Di sisi lain, Jimin cuma mendengus apatis,
"Sayangnya lagi gak mood buat becanda?" Sahutnya yang diikuti dengan sebuah kursi yang digeser, bersamaan dengan si Park yang mengambil duduk dihadapannya kemudian, "Mau duduk, atau makannya berdiri aja? Hati-hati lho, nanti jadi kaki gajah.""Biar kaki gajah. Biar lo bisa gue injek-injek sekalian."

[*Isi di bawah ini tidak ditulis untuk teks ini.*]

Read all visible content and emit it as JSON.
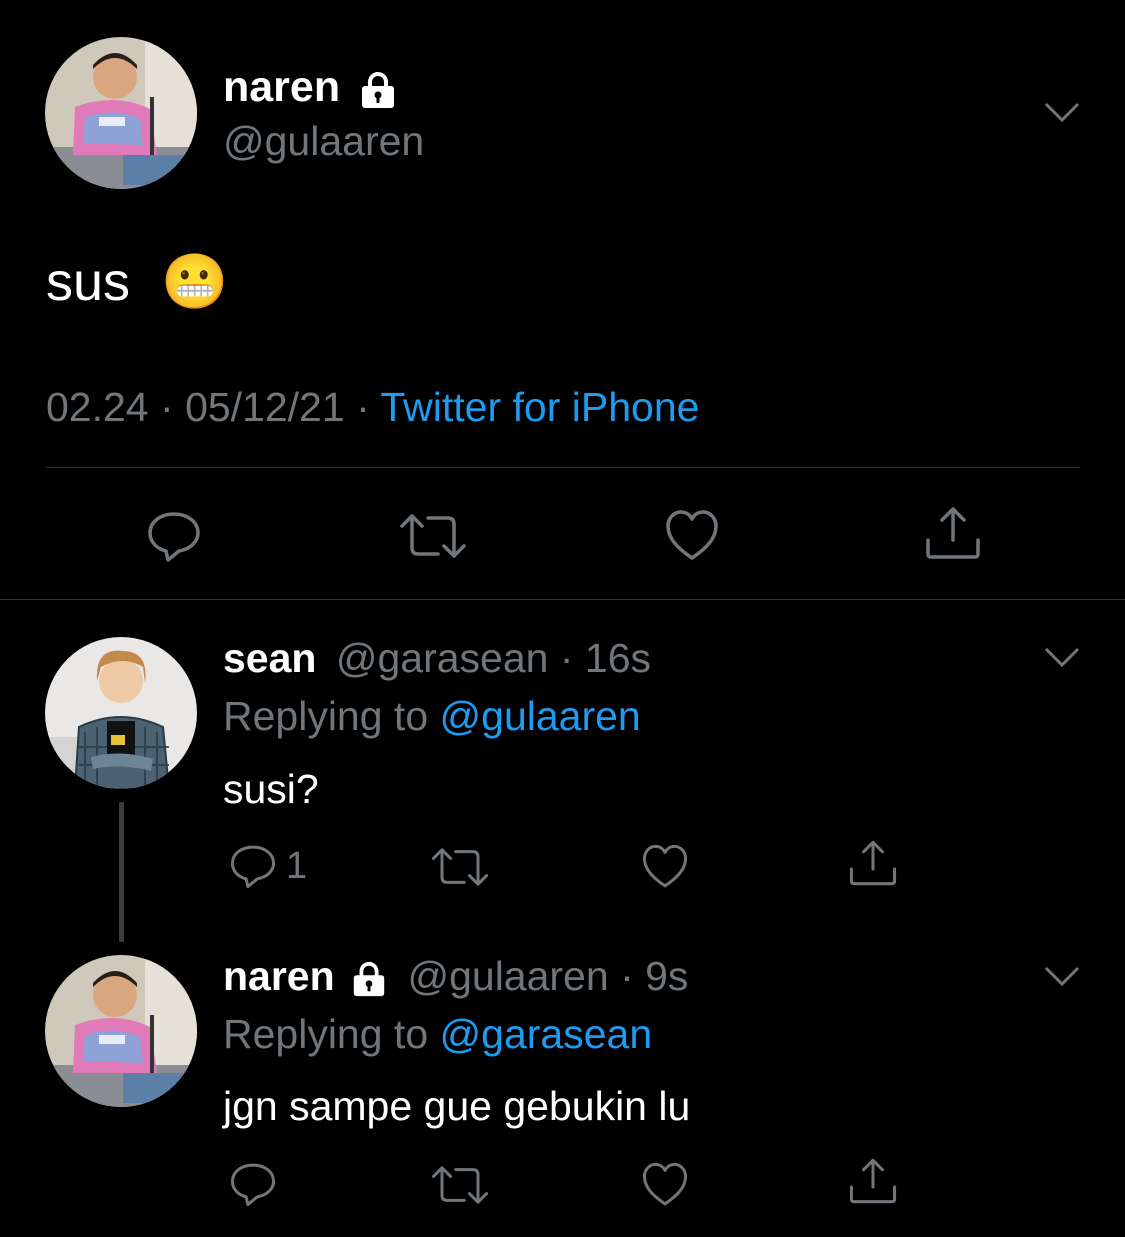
{
  "main_tweet": {
    "display_name": "naren",
    "handle": "@gulaaren",
    "text": "sus",
    "emoji": "😬",
    "time": "02.24",
    "date": "05/12/21",
    "source": "Twitter for iPhone"
  },
  "replies": [
    {
      "display_name": "sean",
      "handle": "@garasean",
      "time_ago": "16s",
      "replying_label": "Replying to",
      "replying_to": "@gulaaren",
      "text": "susi?",
      "reply_count": "1"
    },
    {
      "display_name": "naren",
      "handle": "@gulaaren",
      "time_ago": "9s",
      "replying_label": "Replying to",
      "replying_to": "@garasean",
      "text": "jgn sampe gue gebukin lu",
      "reply_count": ""
    }
  ],
  "colors": {
    "background": "#000000",
    "muted_text": "#71767b",
    "link": "#1d9bf0",
    "divider": "#2f3336"
  },
  "icons": [
    "lock-icon",
    "chevron-down-icon",
    "reply-icon",
    "retweet-icon",
    "like-icon",
    "share-icon"
  ]
}
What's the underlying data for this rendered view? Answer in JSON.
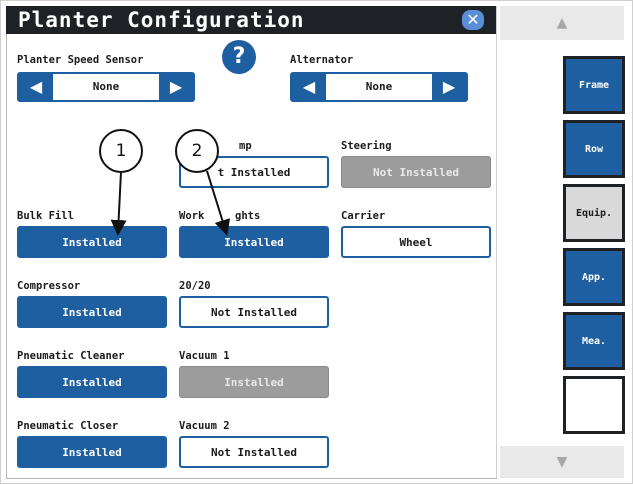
{
  "window": {
    "title": "Planter Configuration",
    "close_glyph": "✕"
  },
  "help": {
    "glyph": "?",
    "icon": "help-icon"
  },
  "speed_sensor": {
    "label": "Planter Speed Sensor",
    "value": "None"
  },
  "alternator": {
    "label": "Alternator",
    "value": "None"
  },
  "arrows": {
    "left": "◀",
    "right": "▶"
  },
  "rows": {
    "pump": {
      "label": "mp",
      "value": "t Installed",
      "state": "not-installed"
    },
    "steering": {
      "label": "Steering",
      "value": "Not Installed",
      "state": "disabled"
    },
    "bulk_fill": {
      "label": "Bulk Fill",
      "value": "Installed",
      "state": "installed"
    },
    "work_lights": {
      "label_a": "Work",
      "label_b": "ghts",
      "value": "Installed",
      "state": "installed"
    },
    "carrier": {
      "label": "Carrier",
      "value": "Wheel",
      "state": "not-installed"
    },
    "compressor": {
      "label": "Compressor",
      "value": "Installed",
      "state": "installed"
    },
    "twenty_twenty": {
      "label": "20/20",
      "value": "Not Installed",
      "state": "not-installed"
    },
    "pneumatic_cleaner": {
      "label": "Pneumatic Cleaner",
      "value": "Installed",
      "state": "installed"
    },
    "vacuum1": {
      "label": "Vacuum 1",
      "value": "Installed",
      "state": "disabled"
    },
    "pneumatic_closer": {
      "label": "Pneumatic Closer",
      "value": "Installed",
      "state": "installed"
    },
    "vacuum2": {
      "label": "Vacuum 2",
      "value": "Not Installed",
      "state": "not-installed"
    }
  },
  "sidebar": {
    "scroll_up": "▲",
    "scroll_down": "▼",
    "items": [
      {
        "label": "Frame",
        "state": "inactive"
      },
      {
        "label": "Row",
        "state": "inactive"
      },
      {
        "label": "Equip.",
        "state": "active"
      },
      {
        "label": "App.",
        "state": "inactive"
      },
      {
        "label": "Mea.",
        "state": "inactive"
      },
      {
        "label": "",
        "state": "blank"
      }
    ]
  },
  "callouts": [
    "1",
    "2"
  ]
}
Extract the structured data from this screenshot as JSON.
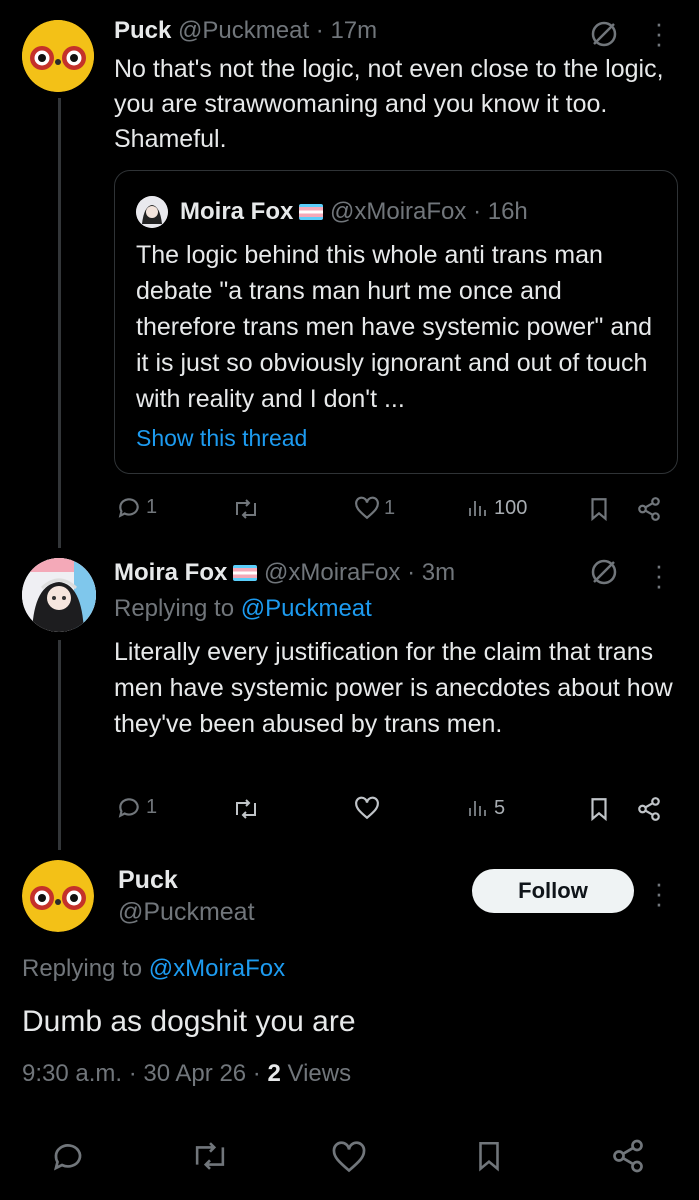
{
  "tweet1": {
    "author": "Puck",
    "handle": "@Puckmeat",
    "time": "· 17m",
    "text": "No that's not the logic, not even close to the logic, you are strawwomaning and you know it too. Shameful.",
    "quote": {
      "author": "Moira Fox",
      "handle": "@xMoiraFox",
      "time": "· 16h",
      "text": "The logic behind this whole anti trans man debate \"a trans man hurt me once and therefore trans men have systemic power\" and it is just so obviously ignorant and out of touch with reality and I don't ...",
      "show_thread": "Show this thread"
    },
    "replies": "1",
    "likes": "1",
    "views": "100"
  },
  "tweet2": {
    "author": "Moira Fox",
    "handle": "@xMoiraFox",
    "time": "· 3m",
    "replying_prefix": "Replying to",
    "replying_handle": "@Puckmeat",
    "text": "Literally every justification for the claim that trans men have systemic power is anecdotes about how they've been abused by trans men.",
    "replies": "1",
    "views": "5"
  },
  "main_tweet": {
    "author": "Puck",
    "handle": "@Puckmeat",
    "follow_label": "Follow",
    "replying_prefix": "Replying to",
    "replying_handle": "@xMoiraFox",
    "text": "Dumb as dogshit you are",
    "timestamp": "9:30 a.m. · 30 Apr 26 · ",
    "views_count": "2",
    "views_label": "Views"
  },
  "colors": {
    "background": "#000000",
    "text": "#e7e9ea",
    "muted": "#71767b",
    "link": "#1d9bf0",
    "border": "#2f3336"
  },
  "icons": [
    "no-sign-icon",
    "more-icon",
    "reply-icon",
    "retweet-icon",
    "like-icon",
    "views-icon",
    "bookmark-icon",
    "share-icon",
    "trans-flag-icon"
  ]
}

"Iya boleh, tapi nanti. Untuk sekarang, makan dulu ya?" Cengirnya yang kemudian si Park lantas menoleh ke dagang mie ayam yang sedari tadi cuma jadi saksi bisu pertikaian semu keduanya, "Mas, mie ayamnya tiga. Yang satu gak pedes, sisanya dua lagi, cabenya segerobak."
"Kalo sampe gue usus buntu, lo yang tanggung jawab."
"Gak jadi, mas. Pacar saya maunya lima puluh aja."
"Jimin!"
"Iya, ganteng?"
Taehyung mendengus sebal. Memutar matanya malas sebelum menghempaskan duduknya secara kasar di atas kursi.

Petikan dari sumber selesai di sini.